Le recours à René Guénon oblige à maintenir l’exposé des doctrines akbariennes
dans une orientation strictement « traditionnelle ». La notion de « tradition » est
ici essentielle : d’une part, elle rappelle le caractère supra-individuel de
l’enseignement doctrinal et, souligne par là-même l’illégitimité de toute
profanation rationaliste ou philosophique ; d’autre part, elle évoque la nécessité,
à tous niveaux, d’une transmission régulière de cet enseignement qui ne peut
être séparé, ni du support providentiel des Révélations inspirées par Dieu à Ses
Prophètes, ni du « cadre » protecteur et préservateur formé par les rites et les
institutions sacrées ; enfin, elle souligne la prépondérance de Message inspiré
sur le messager, affirmée d’une façon similaire par les représentants du
Tasawwuf : Ibn Arabî lui-même justifie sa fonction par l’ordre que le Très-Haut
lui donne : « Conseille Mes serviteurs ! ». De toute évidence, le « conseil » est
considéré comme plus important que celui qui le donne, si éminent que soient le
degré et la qualification de ce dernier. Par conséquent, l’intérêt légitime que l’on
porte au cas et au statut traditionnels d’Ibn Arabî ne doit pas entrainer une
confusion et faire oublier l’essentiel qui est son enseignement doctrinal (4). Pour
ce qui concerne les deux premiers aspects, le critère d’orthodoxie qui
correspond, dans l’œuvre d’Ibn Arabî, à celui de tradition n’est autre que le
respect scrupuleux de la Loi sacrée de l’Islam entendue au sens total défini par
Michel Vâlsan, c’est-à-dire en tant qu’elle « inclut tous les domaines et tous les
degrés de la vie spirituelle et temporelle, y compris les principes et les méthodes
de la connaissance métaphysique. » Cette notion de « Loi sacré » est
habituellement mal comprise par les Occidentaux, qui, influencés par certaines
particularités du Christianisme (5), ont tendance à la confondre avec celle
d’ « exotérisme », d’où le risque de graves malentendus que seul le recours à
l’idée traditionnelle, telle qu’elle a été définie et exposée par René Guénon,
permet d’éviter (6).
(3) L'Islam et la fonction de René Guénon, p. 17.

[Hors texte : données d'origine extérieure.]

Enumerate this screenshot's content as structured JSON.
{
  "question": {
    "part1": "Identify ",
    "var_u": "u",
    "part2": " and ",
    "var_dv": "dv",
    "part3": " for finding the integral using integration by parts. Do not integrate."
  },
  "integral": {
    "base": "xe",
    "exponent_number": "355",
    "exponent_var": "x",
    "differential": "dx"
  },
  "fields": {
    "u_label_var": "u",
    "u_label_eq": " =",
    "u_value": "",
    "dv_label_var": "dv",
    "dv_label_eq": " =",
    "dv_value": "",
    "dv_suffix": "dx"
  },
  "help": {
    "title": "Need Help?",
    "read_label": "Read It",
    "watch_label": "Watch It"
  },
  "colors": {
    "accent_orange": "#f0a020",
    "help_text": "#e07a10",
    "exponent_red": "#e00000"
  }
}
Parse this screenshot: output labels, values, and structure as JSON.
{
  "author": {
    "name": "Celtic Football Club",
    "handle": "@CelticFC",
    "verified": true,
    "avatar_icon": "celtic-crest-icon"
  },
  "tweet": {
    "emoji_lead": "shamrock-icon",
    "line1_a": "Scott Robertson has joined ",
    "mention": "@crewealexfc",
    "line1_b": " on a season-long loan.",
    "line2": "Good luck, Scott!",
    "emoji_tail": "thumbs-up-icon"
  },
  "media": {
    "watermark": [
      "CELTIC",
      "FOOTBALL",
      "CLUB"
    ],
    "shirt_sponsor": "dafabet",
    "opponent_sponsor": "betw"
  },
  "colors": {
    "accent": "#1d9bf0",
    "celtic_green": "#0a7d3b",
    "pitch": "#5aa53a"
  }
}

(4) Il est significatif qu’une confusion similaire ait été entretenue dans le cas de
René Guénon dans le but de contourner et d’occulter son enseignement ; cf.
Introduction à l’enseignement et au mystère de René Guénon, p.7.
(5) Ibid., p. 88-89.
(6) Le danger principal est aujourd’hui que des aspects essentiels d’Ibn Arabî
soient coupés de leurs racines islamiques et utilisés à des fins antitraditionnelles.
Nous avons eu l’occasion déjà (cf. Marie en Islam, p. 73) de dénoncer l’action
de la Ibn Arabî Society dont le siège est à Oxford. Cette société est une simple
annexe de la Beshara, organisation pseudo-traditionnelle capable de servir de
support à des influences plus suspectes. Cf., par exemple, The Basis of Universal
Religion, article paru dans le n°1 de la revue Beshara sous la signature de M.
Stephan Hirtenstein qui est, par ailleurs, le responsable du Journal of the
Muhyiddin Ibn Arabi Society.
(Charles-André Gilis, René Guénon et l’avènement du troisième Sceau, chap.V :
La doctrine des trois sceaux, p. 41-48).